I guess my H has every right to be scared. I can see he wants to come back but is very afraid we will fail again, like we did after his first A. Of course I think things are very different. My perspective has changed and I am open to accepting the things I have done wrong and to make changes in the way I interact with him--letting go of lots of little things that aren't important. Last time it was kinda like OK, tragedy averted, everyone back to normal.

As angry and hurt as I am over my H leaving me (which I think really bothers me much, much more than the As) I've realized a big obstacle is going to be how my H is punishing himself. While we were talking he said something like "until a few years ago I never thought it would be anything but us married forever." I think the fact that he cheated hurts him too, perhaps more than me. Of course I'm just speculating but the way he said it made me think he is very sad that our M now has these dings in it. I told him I would take back the hurtful things I've done to him but wouldn't necessarily take back all the things he's done as it's made me realize how important he is to me, and has helped me become a better person.

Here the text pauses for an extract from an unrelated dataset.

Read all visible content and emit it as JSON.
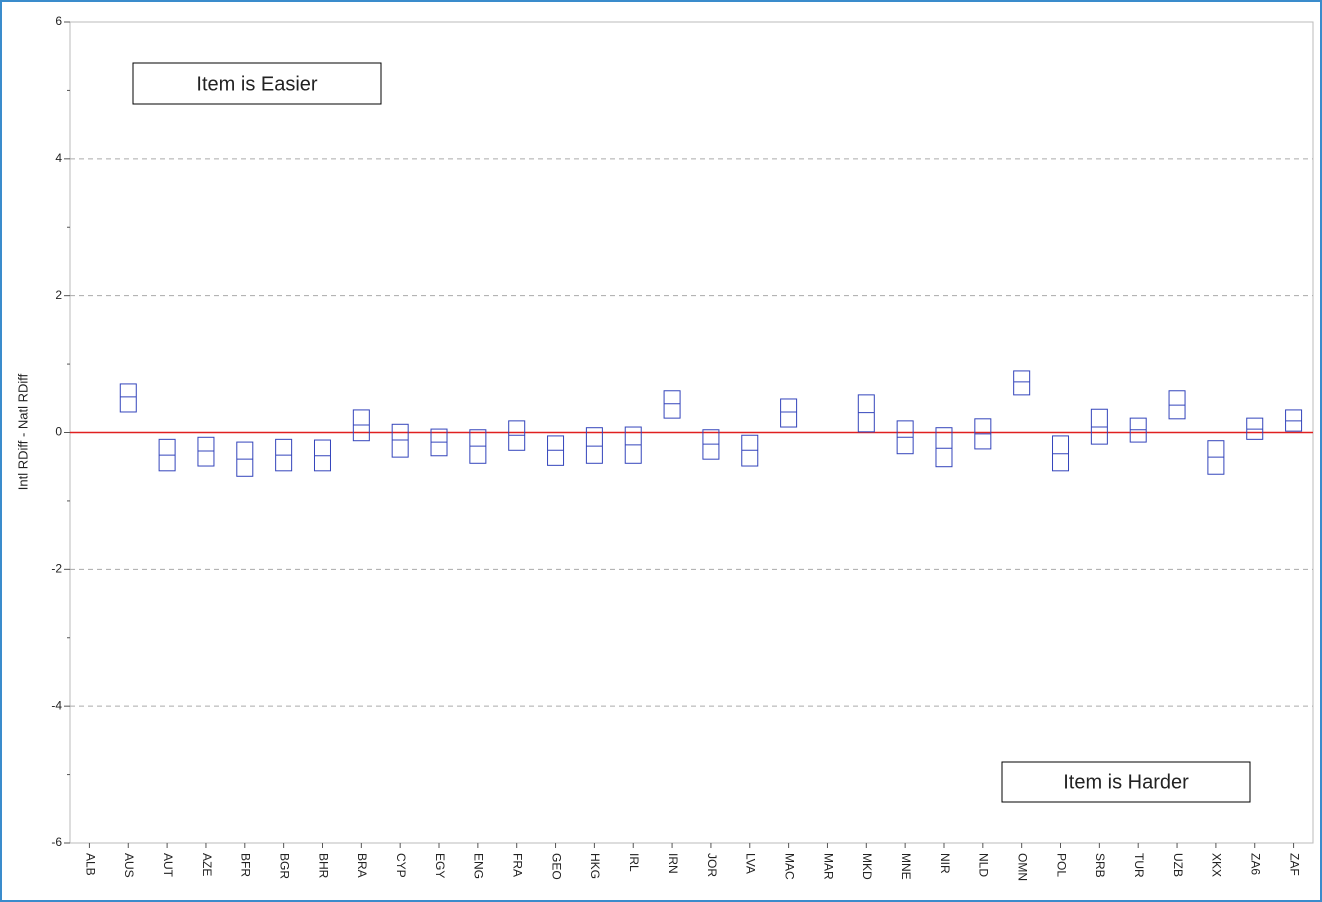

I'm also starting to think that my H is not the space alien. It is I who am the alien. When my H and I first met I was a strong, energetic, sexy, confident woman. I don't know when that disappeared, but by the time my H left I was reduced to a tired, moody, clingon.

I think I've finally left the mother ship.

My H has promised to let me know whether he will be up to doing anything over the 4th of July and I think that will be the next step. Not whether he will be ready to spend time together on the 9th anniversary of us first dating, but whether he can keep his promise to be honest with me. I told him I would very much like to see him on the 3rd (our actual anniversary) and the 4th but understand if it's too much for him. BUT, I told him he needs to let me know his decision so I can go out of town if we're not getting together (staying here otherwise will be too hard for me.)

In the past I think he would just tell me what he thought I wanted to hear regardless of whether he had any plans of following through--he referred to it as waiting out the clock. I told him that this strategy actually made me more upset and made me feel like I can't trust him.

So we will see what happens. In the mean time I think I need to find a new project to occupy my time now that my art class is finished. I have too much free time on my hands at the moment.